Она спрятала папиросу в коробочку и закрыла ящик, потом, не находя себе места, подошла к кровати. Где же он? Не может быть, чтобы его до сих пор держали в полицейском участке! А если да, что они там с ним делают?
Последние два часа перед возвращением домой Анна провела в доме Доуэрти на Сент-Джордж-стрит, выражая соболезнования от имени своей семьи незамужней сестре Мартина. Известие о его смерти, слава богу, опередило Анну: по крайней мере она оказалась избавленной от необходимости первой сообщать Викторине Доуэрти о гибели брата. Викторина была легкомысленной и глуповатой женщиной, но при виде ее горя – неподдельного и тяжкого – Анна почувствовала себя беспомощной. Она только теперь с болью и смятением поняла, как мало в действительности знала Мартина. Он работал в компании Журдена с тех пор, как Анна себя помнила, а ведь его никак нельзя было назвать стариком: скорее он был человеком средних лет.
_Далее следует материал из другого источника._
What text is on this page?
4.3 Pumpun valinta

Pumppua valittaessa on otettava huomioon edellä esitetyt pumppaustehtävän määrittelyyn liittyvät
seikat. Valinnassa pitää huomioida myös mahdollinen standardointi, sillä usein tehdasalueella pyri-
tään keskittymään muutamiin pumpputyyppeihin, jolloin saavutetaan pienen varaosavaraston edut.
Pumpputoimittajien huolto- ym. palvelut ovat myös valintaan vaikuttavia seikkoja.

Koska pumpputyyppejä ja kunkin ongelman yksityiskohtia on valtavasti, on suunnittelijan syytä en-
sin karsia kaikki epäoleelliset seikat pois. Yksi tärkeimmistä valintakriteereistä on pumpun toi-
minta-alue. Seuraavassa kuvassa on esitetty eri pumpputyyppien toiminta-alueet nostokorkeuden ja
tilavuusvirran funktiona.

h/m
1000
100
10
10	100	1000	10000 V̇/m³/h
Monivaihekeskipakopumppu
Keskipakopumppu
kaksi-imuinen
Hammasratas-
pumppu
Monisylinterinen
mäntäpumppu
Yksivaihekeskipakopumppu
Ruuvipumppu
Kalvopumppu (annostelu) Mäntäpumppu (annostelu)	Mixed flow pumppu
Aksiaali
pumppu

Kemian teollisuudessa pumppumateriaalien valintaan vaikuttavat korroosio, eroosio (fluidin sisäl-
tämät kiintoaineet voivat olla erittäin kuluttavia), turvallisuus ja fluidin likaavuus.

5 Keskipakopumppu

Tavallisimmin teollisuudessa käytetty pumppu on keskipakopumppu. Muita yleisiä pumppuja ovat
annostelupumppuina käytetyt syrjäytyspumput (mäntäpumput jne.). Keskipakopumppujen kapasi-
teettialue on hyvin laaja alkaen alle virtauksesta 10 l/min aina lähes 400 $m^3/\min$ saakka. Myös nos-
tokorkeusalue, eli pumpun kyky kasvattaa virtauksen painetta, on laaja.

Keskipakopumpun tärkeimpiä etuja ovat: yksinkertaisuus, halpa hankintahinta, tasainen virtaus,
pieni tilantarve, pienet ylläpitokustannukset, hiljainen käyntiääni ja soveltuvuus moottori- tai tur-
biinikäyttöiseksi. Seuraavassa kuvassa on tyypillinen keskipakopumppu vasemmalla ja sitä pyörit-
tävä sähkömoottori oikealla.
Вместе с друзьями и соседями, пришедшими утешить его обездоленную сестру, она попыталась ради Викторины припомнить что-нибудь доброе или забавное, связанное с ним, но у нее ничего не вышло. Броуди шепнул ей как-то раз, что Мартин Доуэрти напоминает ему фортепьяно; она согласилась, что сходство есть, и посмеялась шутке, но упоминать об этом сегодня было бы бестактно.
Анна вообще нечасто думала о Мартине Доуэрти, он казался ей суховатым, даже несколько угрюмым и мрачным человеком, который добросовестно выполнял свою работу, но был замкнут и нелюдим. Однако Викторине будет без него одиноко: кроме него, у нее никого не было на всем белом свете. И хотя нужда ей не грозила – Анна заверила ее в этом, – финансовое благополучие, разумеется, не могло восполнить ее утраты.
Кто мог его убить? У кого хватило причин, хватило злости, чтобы столь жестоко расправиться с таким безобидным, беззлобным и, по всей видимости, лишенным страстей человеком?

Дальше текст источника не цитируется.